I have been working really hard to rid my life of airborne fiberglass. While I was able to improve things extensively there always seemed to be some lingering, as if I could not get it all out. The process would go, remove fiberglass, clean the area and set up HEPA filters.
The dust always seemed to linger. My throat ached, and sinuses were raw as if someone was poking them with needles. I would try and blow my nose, but nothing would blow out. I kept adding more HEPA filters. We put one in every single room of the house. The amount of air being filtered was overkill for the size of the rooms. Yet the feeling in my own home and in my office would not go away until I left the house and building.
I thought maybe the air movement of the HEPA filters was stirring up dust. I started researching them. I found that HEPA filters often include a grid of randomly arranged fibers, often including glass fibers.
Some filters were advertised as a "Glass fiber HEPA filter captures up to 99.97% of particles as small as 0.3 microns" and "made from glass and cardboard".
But what if it was the glass fibers I wanted to capture? My trigger is airborne glass and I was turning on filters made with glass.
Can a glass fiber filter successfully remove glass fibers without blowing other glass fibers into the room? Were the filters just getting full of particles and needed to be changed? The questions keep coming, but I do know that adding a HPEA filter in each and every room did not make the air feel better, but rather worse.

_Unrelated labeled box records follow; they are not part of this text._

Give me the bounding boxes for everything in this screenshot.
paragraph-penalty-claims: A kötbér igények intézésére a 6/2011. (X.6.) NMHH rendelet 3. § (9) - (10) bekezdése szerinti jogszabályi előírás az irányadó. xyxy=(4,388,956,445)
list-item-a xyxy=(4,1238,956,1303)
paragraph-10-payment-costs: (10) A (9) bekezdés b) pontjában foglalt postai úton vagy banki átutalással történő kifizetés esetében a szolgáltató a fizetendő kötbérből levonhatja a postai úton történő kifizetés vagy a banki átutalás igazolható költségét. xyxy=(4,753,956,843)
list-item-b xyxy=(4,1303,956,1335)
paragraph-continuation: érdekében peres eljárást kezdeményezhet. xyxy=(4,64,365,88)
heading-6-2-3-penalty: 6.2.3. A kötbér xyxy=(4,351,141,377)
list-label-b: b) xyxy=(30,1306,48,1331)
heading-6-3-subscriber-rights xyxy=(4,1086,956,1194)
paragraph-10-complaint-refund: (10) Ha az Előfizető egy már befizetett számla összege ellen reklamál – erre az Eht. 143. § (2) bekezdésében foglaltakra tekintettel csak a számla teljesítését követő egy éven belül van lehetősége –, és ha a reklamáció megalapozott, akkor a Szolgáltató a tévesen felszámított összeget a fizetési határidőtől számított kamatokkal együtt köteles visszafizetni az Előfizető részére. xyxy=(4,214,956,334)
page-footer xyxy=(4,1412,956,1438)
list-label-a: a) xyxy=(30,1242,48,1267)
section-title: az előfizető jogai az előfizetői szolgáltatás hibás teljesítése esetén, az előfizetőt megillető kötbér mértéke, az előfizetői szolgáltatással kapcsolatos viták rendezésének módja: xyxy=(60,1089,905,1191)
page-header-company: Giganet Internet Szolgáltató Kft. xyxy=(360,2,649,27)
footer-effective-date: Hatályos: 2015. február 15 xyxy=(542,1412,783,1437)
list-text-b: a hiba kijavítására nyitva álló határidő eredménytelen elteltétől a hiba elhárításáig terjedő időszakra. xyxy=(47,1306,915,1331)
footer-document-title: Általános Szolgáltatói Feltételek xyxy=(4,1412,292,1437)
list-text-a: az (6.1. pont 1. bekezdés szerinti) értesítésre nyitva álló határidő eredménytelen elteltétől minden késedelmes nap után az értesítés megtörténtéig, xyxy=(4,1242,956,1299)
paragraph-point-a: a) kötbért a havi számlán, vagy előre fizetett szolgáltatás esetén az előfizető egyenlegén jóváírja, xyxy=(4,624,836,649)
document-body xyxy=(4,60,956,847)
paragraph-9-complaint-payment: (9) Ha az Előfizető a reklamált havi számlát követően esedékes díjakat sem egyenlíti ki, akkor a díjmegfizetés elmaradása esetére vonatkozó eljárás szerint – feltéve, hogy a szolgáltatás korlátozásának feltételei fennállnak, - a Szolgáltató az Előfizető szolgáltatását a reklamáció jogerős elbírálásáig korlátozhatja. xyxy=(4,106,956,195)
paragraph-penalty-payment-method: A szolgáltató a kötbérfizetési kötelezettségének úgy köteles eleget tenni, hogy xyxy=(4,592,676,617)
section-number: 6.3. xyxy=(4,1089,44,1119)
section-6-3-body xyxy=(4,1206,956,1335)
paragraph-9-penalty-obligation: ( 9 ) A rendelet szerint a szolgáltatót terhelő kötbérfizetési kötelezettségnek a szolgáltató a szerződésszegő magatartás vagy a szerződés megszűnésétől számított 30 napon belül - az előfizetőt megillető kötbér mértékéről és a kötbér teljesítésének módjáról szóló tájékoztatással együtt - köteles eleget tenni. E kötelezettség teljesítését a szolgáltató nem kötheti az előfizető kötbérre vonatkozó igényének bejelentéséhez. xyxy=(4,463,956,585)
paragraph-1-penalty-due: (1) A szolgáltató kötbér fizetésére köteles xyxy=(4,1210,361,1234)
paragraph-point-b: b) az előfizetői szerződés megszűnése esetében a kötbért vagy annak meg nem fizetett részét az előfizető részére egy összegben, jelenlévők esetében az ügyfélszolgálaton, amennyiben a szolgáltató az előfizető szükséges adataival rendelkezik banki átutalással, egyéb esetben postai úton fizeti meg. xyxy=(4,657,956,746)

Terms to look for when buying an air filter cartridge
Glass
Glass Fibers
Glass Microfiber
Spun Glass
Fiberglass
Do HEPA Filters Work?
Yes, they do take small particles and other matter out of the air. They work. But if your goal is to remove glass fibers from the air, it would make sense not to use a glass fiber filter to do so. Not all HEPA filters use glass fiber filters. I suppose any filter could add something to the air while taking something else out, but my goal here is to remove fiberglass. The glass fiber filters irritate my sinuses and throat. The problem always seems to stem back to airborne glass.
Two filter cartridges. The one on the right is a brand new clean filter cartridge that started off black in color. On the left is the dirty one that pulled white particles out of the air. This is a non-glass fiber filter that we had set up in the basement after the 35 year old fiberglass was removed from the crawl space. The natural color of fiberglass is white. It is often died yellow or pink.
This is a dirty HEPA filter cartridge that was in an office. It started out black and pulled gray dust out of the air.